The school is grades seven through 12, and is a college preparatory program. It is focusing on a small class size, and a small teacher-student ratio that allows a lot of individualized and accelerated learning.
“The whole vision is academic excellence, morale responsibility and community citizenship,” Crump said. “It is trying to develop an overall student.
“We’re also not focusing so much on athletics. It is more individualized sports rather than the team sports settings available in the public and private schools. We have extracurricular activities in the arts. We have a culinary program for the students who want to participate in that.”
A number of engineers and other professionals work for Viking Range. But the school is not just designed for their children. A lot of Viking’s other employees have students who want to have more of an individualized and small learning environment. And there has been interest from employees of other companies.
“The response in the industrial community has been good,” Crump said. “We have just gotten started, and are in our second semester. We picked up some additional students at mid-term. We intentionally got off to a slow start because we were building this as we went.”

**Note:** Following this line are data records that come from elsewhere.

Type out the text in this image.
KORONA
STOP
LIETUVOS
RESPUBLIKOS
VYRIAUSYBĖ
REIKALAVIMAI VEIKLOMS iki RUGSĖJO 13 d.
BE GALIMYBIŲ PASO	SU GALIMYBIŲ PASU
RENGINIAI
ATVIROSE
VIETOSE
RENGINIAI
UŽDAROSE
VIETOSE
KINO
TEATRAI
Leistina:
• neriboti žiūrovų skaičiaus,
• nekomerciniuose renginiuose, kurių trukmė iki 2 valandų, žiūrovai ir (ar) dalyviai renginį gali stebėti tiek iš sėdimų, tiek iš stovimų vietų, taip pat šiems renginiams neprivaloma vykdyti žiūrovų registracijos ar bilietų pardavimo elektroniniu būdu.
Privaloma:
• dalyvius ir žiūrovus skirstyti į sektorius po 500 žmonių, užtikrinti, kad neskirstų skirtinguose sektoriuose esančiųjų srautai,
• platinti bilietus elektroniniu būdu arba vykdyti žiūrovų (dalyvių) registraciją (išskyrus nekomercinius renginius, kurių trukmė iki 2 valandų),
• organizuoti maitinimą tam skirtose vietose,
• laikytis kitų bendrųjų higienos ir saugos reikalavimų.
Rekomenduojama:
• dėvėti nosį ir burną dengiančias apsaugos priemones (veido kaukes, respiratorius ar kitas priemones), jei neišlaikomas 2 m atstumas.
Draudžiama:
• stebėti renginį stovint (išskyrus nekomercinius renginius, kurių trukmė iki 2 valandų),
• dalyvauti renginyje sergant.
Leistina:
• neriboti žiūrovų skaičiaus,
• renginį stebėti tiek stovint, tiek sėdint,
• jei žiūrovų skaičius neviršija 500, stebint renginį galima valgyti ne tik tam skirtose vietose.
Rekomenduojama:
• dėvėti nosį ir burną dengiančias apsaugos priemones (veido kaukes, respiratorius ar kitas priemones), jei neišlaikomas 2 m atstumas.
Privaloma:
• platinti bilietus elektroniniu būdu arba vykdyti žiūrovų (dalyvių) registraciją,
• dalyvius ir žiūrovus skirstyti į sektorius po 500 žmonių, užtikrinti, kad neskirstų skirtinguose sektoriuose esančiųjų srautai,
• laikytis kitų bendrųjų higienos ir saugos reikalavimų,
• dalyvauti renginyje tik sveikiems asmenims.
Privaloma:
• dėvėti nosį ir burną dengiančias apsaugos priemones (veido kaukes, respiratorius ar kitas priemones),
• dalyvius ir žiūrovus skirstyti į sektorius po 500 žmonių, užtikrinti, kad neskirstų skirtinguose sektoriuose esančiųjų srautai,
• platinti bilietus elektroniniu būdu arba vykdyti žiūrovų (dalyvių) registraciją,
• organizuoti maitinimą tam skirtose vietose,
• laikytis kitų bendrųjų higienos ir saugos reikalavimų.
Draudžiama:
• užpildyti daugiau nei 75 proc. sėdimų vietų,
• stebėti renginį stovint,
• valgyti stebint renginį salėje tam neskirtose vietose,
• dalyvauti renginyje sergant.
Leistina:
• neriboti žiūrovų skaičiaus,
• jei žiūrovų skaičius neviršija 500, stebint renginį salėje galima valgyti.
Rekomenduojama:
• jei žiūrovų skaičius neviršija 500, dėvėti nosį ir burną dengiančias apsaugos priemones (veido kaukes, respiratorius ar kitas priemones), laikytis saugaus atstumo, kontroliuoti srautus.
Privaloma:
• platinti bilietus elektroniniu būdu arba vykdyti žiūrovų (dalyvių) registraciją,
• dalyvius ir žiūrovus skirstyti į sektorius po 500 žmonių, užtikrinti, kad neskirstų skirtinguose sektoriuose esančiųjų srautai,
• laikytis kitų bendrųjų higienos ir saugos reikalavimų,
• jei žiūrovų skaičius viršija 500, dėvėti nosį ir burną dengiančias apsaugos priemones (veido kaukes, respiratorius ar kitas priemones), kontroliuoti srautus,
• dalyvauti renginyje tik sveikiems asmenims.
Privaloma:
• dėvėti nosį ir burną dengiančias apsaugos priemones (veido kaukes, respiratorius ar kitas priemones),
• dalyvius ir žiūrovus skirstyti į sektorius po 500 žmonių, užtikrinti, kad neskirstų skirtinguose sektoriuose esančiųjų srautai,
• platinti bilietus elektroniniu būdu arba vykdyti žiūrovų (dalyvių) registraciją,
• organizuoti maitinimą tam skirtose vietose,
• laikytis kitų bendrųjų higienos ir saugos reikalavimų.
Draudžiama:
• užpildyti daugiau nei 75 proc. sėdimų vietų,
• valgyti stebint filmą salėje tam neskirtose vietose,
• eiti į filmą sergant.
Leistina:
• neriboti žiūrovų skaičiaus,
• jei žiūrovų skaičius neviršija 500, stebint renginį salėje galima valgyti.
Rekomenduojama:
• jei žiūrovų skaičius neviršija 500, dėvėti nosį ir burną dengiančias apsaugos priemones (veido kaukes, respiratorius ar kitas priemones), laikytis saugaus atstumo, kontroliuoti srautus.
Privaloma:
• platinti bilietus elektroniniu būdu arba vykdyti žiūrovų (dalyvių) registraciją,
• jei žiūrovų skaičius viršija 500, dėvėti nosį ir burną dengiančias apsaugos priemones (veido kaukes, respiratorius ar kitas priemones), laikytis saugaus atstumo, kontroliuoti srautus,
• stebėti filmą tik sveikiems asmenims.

There has been high interest in the new school from other communities in the state. The goal is to turn New Delta Prep into a model school. Crump said Mississippi has weak charter school legislation. It is hoping that can be improved by showing that a school like New Delta can be done in an environment with public and private schools without detracting from either.
“It basically enhances the other two schools,” Crump said. “We are looking down the road at doing some joint programs with both. We hope to be a model so we can go to the Legislature and the Department of Education to write more legislation for charter schools so more schools can be formed across the state.”